The MLS Project: An Assessment after Sixty Years
By Boyd Keith Swigger. Lanham, MD: Scarecrow Press, 2010. 170 pp. $50 (paper). ISBN 978-0-81-08-7703-0.
In The MLS Project, Boyd Keith Swigger has marshaled complex and detailed evidence to tell a simple story: that of the library profession’s belief that accreditation for library education programs would necessarily improve the status, prestige, and income of members of the profession at large. Unfortunately, that belief has not proven true. Taking an outcomes- assessment approach, Swigger analyzes the long-term results of a process begun in 1951 when the American Library Association’s (ALA) Council introduced new standards for programs’ accreditation. That new standard limited accreditation to master’s degree programs offering a master of library science (MLS), the first professional credential. What Swigger calls “the MLS project” refers to the development of professional education for librarianship following this redefinition of the initial credential for the profession. He accounts for the limited success of the MLS project by noting that “this model of professionalism led librarians to expect too much of a change in the credentialing process alone” (3). His examination of the development of curricula for library schools addresses the tension between teaching skill-based competencies for practice and research-based theory, the latter considered a necessary and distinguishing attribute of graduate education. Swigger notes that the absence of theory to support the assessment of the value and impact of library services is problematic as “libraries report data about their activities, but the data are not always reported in relation to any particular purpose” (74). A careful analysis of the 1992 and 2008 standards for accreditation indicates that while these standards favored an evaluation process based more on an assessment of goals than competencies, the focus on competencies remains strong, as reflected in actual library school curricula.
Swigger prefers the outcomes-assessment approach over the more quantitative tabulations of activities, thus moving beyond statistics quantifying library activity to external perceptions of the work of the profession. Many tables presenting information gleaned from sources outside the library profession help to characterize defining aspects of the library profession, with successive chapters discussing the evidence used to determine the standing of librarians, as measured by status, prestige, and income; techniques used to recruit new librarians; the intellectual foundation of library schools; and the changing definitions of the work of librarians. This last is particularly pertinent to the discussion of the library profession, given the ongoing public perception that anyone who works in a library merits the title of librarian. This evidence is well supported with a substantial number of references, including past statistical studies, both old and new literature on accreditation in academic environments, and current literature on the status and satisfaction of librarians. Considerable attention is paid to the development of the ALA policies that attempted to differentiate between the work done by library professionals from everyone else in the library, and the way in which these policies have resulted in a destructive caste system that marginalizes the work of “non-professional” support staff.

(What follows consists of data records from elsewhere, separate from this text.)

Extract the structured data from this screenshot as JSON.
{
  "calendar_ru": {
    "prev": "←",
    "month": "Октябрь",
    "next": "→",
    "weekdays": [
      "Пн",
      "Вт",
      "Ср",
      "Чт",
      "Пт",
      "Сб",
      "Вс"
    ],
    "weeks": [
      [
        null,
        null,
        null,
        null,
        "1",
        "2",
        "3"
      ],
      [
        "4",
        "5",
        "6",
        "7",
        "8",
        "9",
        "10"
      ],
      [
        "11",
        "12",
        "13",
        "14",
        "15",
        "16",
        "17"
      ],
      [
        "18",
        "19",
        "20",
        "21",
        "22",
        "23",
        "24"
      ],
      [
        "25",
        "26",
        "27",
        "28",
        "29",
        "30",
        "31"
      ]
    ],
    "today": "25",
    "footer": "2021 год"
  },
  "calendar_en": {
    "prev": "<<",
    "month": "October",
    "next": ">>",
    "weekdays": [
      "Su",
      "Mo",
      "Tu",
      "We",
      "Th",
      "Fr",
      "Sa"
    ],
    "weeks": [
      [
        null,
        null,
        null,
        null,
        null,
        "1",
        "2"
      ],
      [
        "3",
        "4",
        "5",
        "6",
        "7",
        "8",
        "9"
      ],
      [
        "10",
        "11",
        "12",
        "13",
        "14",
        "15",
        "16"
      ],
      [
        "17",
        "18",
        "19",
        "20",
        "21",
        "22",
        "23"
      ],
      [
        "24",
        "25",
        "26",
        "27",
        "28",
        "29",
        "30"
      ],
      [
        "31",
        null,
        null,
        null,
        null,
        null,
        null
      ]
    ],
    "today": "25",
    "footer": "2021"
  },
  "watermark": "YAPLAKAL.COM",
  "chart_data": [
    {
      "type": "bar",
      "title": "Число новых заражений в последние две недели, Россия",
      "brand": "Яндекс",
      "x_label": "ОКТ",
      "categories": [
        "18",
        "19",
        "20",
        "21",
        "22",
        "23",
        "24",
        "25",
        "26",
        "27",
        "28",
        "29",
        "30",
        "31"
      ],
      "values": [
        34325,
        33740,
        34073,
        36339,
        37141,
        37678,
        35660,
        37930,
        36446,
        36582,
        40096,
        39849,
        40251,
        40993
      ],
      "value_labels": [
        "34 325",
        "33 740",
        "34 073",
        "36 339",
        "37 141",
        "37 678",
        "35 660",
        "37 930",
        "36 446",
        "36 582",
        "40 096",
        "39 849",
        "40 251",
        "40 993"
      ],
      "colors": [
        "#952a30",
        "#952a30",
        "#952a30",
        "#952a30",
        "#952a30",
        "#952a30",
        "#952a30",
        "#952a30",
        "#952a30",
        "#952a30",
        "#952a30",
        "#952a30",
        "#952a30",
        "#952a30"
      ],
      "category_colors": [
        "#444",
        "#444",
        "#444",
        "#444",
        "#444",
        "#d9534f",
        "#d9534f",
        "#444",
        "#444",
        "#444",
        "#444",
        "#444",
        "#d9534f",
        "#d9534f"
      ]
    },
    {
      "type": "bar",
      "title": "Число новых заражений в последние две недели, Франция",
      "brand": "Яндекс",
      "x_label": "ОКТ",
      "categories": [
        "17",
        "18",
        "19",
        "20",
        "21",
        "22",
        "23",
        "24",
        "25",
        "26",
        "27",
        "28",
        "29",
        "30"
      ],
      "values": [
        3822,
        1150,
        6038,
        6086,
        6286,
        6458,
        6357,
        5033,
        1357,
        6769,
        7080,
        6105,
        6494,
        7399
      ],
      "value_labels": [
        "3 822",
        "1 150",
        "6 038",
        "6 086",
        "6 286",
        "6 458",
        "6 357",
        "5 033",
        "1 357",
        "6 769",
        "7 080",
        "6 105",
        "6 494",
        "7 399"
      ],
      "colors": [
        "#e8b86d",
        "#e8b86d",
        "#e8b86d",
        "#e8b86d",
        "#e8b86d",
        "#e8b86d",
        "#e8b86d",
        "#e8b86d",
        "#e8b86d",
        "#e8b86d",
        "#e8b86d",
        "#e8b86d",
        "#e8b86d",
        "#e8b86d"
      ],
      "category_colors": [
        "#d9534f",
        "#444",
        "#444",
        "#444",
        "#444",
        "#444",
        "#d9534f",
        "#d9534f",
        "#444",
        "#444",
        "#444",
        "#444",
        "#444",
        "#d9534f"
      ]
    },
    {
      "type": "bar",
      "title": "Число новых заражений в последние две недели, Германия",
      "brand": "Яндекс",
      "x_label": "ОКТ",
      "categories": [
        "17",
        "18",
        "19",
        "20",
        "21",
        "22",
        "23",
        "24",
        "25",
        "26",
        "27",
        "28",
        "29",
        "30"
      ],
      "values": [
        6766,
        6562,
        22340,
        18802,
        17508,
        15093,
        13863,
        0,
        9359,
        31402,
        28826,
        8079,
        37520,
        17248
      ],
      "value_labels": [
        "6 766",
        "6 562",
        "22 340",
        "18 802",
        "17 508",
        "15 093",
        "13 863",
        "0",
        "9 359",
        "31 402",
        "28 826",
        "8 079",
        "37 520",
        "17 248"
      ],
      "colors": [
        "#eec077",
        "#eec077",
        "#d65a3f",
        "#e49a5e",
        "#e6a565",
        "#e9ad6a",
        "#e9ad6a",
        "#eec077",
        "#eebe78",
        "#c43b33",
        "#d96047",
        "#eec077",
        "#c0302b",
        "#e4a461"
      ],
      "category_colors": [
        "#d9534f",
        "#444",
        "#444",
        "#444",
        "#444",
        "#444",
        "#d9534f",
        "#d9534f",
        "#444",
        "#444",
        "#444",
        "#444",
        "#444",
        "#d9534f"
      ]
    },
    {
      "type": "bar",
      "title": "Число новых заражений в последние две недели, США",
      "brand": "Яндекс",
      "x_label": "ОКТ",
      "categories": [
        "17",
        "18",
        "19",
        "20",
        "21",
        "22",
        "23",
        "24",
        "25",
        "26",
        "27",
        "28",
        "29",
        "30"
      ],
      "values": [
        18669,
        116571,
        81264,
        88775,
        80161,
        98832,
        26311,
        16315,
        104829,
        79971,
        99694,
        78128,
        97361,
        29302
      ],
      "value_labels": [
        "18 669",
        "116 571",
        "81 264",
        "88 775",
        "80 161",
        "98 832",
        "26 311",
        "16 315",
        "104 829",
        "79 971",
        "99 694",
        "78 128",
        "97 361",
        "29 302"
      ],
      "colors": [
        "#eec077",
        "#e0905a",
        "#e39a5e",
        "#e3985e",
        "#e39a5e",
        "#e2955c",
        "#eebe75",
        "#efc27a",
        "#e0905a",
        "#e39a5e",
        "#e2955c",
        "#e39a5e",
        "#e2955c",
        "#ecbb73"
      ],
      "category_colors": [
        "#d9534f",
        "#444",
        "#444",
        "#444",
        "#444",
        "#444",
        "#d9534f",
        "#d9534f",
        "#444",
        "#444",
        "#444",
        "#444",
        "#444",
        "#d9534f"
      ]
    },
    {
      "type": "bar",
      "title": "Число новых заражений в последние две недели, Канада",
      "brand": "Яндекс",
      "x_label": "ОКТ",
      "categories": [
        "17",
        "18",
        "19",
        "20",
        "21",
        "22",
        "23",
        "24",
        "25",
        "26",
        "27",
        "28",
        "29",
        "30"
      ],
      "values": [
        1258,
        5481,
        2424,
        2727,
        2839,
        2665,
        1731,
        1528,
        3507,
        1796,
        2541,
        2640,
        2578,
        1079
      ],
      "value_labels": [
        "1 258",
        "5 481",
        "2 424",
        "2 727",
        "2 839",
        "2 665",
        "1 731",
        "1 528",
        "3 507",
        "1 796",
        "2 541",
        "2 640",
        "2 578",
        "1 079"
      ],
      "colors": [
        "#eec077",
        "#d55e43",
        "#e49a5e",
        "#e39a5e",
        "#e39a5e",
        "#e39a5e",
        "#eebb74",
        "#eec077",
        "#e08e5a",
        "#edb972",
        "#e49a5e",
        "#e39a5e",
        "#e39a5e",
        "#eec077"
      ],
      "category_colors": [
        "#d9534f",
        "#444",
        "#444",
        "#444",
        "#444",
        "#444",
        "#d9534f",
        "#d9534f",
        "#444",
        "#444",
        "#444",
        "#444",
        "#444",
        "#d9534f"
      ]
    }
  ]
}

While examining the ALA’s rationale for using accreditation to standardize library education, the author also looks at librarians’ views of themselves, finding that they have accepted a simple trait model for their profession. In this model, individuals measure their success by comparing their traits with a list of ideal traits, believing that by changing their traits to conform to the ideal they will be recognized and rewarded as professionals. Simple identification with the values of these ideal traits and beliefs does not necessarily imply that the believer possesses appropriate professional skills and knowledge, as Swigger repeatedly mentions.
According to Swigger, the question at the heart of the debate is not whether librarianship is a profession but “what are the functions of libraries as social instruments?” (129). Swigger identifies Melville Dewey’s self-serving need for status as the beginning of the assumption that there is a library profession, an assumption based in large part on the association of librarians with books and libraries, “as if the aura of libraries as emblems of culture or social justices would transfer to an aura for librarians” (135). Quoting the educator Pierce Butler, who first used the term “library science,” the librarian “has always been inclined to imitate the outward forms of the other professions before attaining the corresponding internal development” (111). This reminds us of the continuing concern for substance over form in the debate over librarianship as a profession.
In the end, Swigger’s story was not a simple one. As reasons for what he sees as the mixed success of the MLS project, Swigger offers “failures to follow through on academic curricular changes and theoretical challenges, changes in technology, and changes in the social context” (107). Overall, the tone of the work is doleful, tinged with regret at the lost opportunities for the adaptive changes required for a sustainable profession and the lack of a process to effectively evaluate the individual who earns the professional degree, rather than the school that grants it. Because of this, The MLS Project is an important cautionary tale, offering well-supported arguments that the current accreditation process for library education programs has stifled a much-needed reconsideration of the library profession itself. A new model is needed, one that acknowledges that technological and social changes in information creation, delivery, and preservation should be reflected in the education of librarians and the consequent redefinition of the library profession.